The strike hit the Hotel Sapphire on Saturday where a six-person Reuters team had been staying, said the Reuters statement, which gave no details of the episode or the identity of those involved. It was not immediately clear whether the hotel had been deliberately targeted.
Thousands of Ukrainian and international journalists have reported on the war, and Reporters Without Borders said in February that more than 100 journalists had been “victims of violence” in the conflict.
The long front line in eastern Ukraine has been one of the deadliest parts of the country for journalists; its towns and cities, including Bakhmut and Sievierodonetsk, have been the site of some of the war’s fiercest fighting.

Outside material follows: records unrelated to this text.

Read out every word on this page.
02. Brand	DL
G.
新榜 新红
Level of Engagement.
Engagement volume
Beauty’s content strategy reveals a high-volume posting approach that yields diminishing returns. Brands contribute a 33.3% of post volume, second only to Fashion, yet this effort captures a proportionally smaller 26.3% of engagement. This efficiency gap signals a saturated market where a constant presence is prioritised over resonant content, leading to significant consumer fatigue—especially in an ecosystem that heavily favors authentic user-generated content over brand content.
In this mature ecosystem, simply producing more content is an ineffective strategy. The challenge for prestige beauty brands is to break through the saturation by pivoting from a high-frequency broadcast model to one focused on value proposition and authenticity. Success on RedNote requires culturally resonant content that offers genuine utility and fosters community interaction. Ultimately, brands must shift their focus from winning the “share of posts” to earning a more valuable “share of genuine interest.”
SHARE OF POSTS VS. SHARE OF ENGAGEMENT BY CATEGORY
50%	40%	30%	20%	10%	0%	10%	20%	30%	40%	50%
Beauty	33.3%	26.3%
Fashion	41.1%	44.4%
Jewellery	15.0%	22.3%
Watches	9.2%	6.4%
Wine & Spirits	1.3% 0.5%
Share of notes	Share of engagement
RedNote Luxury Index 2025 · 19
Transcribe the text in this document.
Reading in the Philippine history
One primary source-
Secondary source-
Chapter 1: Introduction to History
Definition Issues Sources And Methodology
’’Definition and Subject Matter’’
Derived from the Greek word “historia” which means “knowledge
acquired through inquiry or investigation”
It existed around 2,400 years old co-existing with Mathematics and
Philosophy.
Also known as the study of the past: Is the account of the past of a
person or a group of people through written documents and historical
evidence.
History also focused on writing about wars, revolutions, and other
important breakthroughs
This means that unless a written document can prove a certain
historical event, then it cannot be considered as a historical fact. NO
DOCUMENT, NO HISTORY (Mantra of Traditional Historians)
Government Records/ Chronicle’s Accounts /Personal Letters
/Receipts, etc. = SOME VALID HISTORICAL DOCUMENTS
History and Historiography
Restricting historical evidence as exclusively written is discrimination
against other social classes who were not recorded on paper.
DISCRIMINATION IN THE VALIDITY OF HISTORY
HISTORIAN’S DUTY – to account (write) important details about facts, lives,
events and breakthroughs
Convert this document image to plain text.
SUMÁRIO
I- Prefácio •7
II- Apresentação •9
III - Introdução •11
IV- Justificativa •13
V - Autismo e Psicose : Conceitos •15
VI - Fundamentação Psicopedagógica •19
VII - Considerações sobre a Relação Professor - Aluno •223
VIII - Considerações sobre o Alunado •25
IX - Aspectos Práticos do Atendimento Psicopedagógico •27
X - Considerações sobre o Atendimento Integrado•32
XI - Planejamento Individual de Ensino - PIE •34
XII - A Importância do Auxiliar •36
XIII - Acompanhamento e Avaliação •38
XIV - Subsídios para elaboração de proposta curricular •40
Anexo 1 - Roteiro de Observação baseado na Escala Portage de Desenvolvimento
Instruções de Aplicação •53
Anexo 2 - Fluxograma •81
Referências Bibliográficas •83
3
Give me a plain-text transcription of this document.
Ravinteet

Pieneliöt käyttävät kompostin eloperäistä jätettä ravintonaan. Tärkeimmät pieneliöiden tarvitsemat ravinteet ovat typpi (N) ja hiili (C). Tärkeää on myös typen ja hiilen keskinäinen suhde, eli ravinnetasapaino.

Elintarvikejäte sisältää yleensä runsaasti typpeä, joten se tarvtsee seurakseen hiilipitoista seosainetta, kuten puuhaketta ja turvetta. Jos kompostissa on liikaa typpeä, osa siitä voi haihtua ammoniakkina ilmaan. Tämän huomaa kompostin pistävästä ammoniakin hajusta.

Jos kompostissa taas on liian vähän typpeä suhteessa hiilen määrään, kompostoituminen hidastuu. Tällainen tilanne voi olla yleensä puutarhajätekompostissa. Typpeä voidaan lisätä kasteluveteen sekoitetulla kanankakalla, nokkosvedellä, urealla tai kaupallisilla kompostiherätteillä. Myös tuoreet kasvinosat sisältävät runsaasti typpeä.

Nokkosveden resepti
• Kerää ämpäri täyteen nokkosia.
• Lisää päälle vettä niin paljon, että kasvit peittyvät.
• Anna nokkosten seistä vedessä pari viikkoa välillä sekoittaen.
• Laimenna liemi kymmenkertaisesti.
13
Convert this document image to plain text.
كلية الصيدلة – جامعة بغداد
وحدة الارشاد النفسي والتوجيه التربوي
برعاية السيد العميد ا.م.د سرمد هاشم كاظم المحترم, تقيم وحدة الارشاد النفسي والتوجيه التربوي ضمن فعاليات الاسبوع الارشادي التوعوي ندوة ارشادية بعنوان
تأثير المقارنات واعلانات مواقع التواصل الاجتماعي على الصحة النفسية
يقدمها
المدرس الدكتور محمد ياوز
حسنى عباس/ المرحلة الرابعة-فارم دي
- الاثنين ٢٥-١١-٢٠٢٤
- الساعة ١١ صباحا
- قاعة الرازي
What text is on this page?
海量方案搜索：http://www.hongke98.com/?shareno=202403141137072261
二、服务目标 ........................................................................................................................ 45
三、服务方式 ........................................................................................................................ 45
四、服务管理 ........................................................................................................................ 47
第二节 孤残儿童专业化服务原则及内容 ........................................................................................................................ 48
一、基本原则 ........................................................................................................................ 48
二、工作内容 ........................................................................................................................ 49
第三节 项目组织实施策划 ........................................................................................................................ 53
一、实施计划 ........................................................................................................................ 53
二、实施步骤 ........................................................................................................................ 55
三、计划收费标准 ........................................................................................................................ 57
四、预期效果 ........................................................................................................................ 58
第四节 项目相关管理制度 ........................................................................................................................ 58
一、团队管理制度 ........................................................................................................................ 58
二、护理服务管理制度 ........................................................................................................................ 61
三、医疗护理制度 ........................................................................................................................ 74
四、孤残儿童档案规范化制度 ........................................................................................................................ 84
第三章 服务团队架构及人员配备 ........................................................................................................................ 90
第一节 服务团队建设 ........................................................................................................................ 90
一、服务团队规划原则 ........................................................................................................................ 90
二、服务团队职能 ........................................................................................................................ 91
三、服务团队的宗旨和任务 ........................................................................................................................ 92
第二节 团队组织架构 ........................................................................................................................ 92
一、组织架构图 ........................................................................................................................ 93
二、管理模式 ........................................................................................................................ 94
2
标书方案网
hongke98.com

Before the war, Kramatorsk had a population of around 150,000 people, but it has been attacked repeatedly and was the site of one of the war’s deadliest attacks on civilians. Many people have heeded an evacuation order from the Ukrainian government.
The city lies around 16 miles west of the front line. The capture of Kramatorsk remains a long-term military objective for Moscow if it is to achieve its aim of securing the whole of the Donetsk region.
“The Russians hit Kramatorsk,” the head of the regional military administration, Vadym Filashkin, wrote on the Telegram messaging app, saying the attack took place overnight. He said that a journalist was missing and two others were injured. A nearby high-rise building was also attacked, he said, adding that emergency services were working to clear the debris.
It was not possible to verify whether Russia was responsible as Mr. Filashkin claimed.
Russia’s Ministry of Defense made no reference to an attack on Kramatorsk in its daily report on the fighting. The Russian state news agency TASS carried a report about the strike that quoted Reuters as having said the injuries were caused by “a suspected missile strike.”
Shelling and other forms of aerial attack take a daily toll on civilians in the Donetsk region, given its proximity to the front line. Mr. Filashkin said seven civilians were killed and 15 others were wounded the previous day during attacks on the city of Kostiantynivka, which is southeast of Kramatorsk, and other towns.
Russia’s full-scale invasion of Ukraine began in February 2022, and the pace of territorial change has slowed. But Moscow has been on the offensive this year, making gains in Donetsk after the failure of a Ukrainian counteroffensive last year to meet its key objectives. Trying to change the dynamic in the conflict, Ukraine began an incursion into Russia’s Kursk region on Aug. 6.
That offensive was partly aimed at diverting Russian forces from the eastern front in the Donetsk region, the part of the long front line that has been most active this year, but it has slowed in recent days.
President Volodymyr Zelensky of Ukraine said one aim of the incursion was to demonstrate that President Vladimir V. Putin of Russia was more interested in retaining territory Moscow has occupied in Ukraine than defending Russian villages.
Russia illegally annexed Ukraine’s Crimean Peninsula in 2014 and since its full-scale invasion of Ukraine, it has occupied parts of the Zaporizhzhia and Kherson regions in southern Ukraine as well as a substantial part of Ukraine’s east.
Both sides have kept up a daily barrage of cross-border fire along Ukraine’s northeastern border with Russia, even as the Kursk offensive has continued, that continued into the weekend.
Shelling in the small Russian town of Rakitnoye, which is in the Belgorod region and around 15 miles from the border, killed five people and left 12 people wounded, the regional governor, Vyacheslav Gladkov, said in a post on Telegram on Sunday. “A difficult night for the whole region,” he said.
In northeastern Ukraine, Russian forces pounded the Sumy region with more than 74 artillery, mortar and drone strikes over the past 24 hours, the region’s military administration said on social media in a daily report late Saturday. Three people were killed and nine others were wounded.
There was no independent confirmation of either of the reports.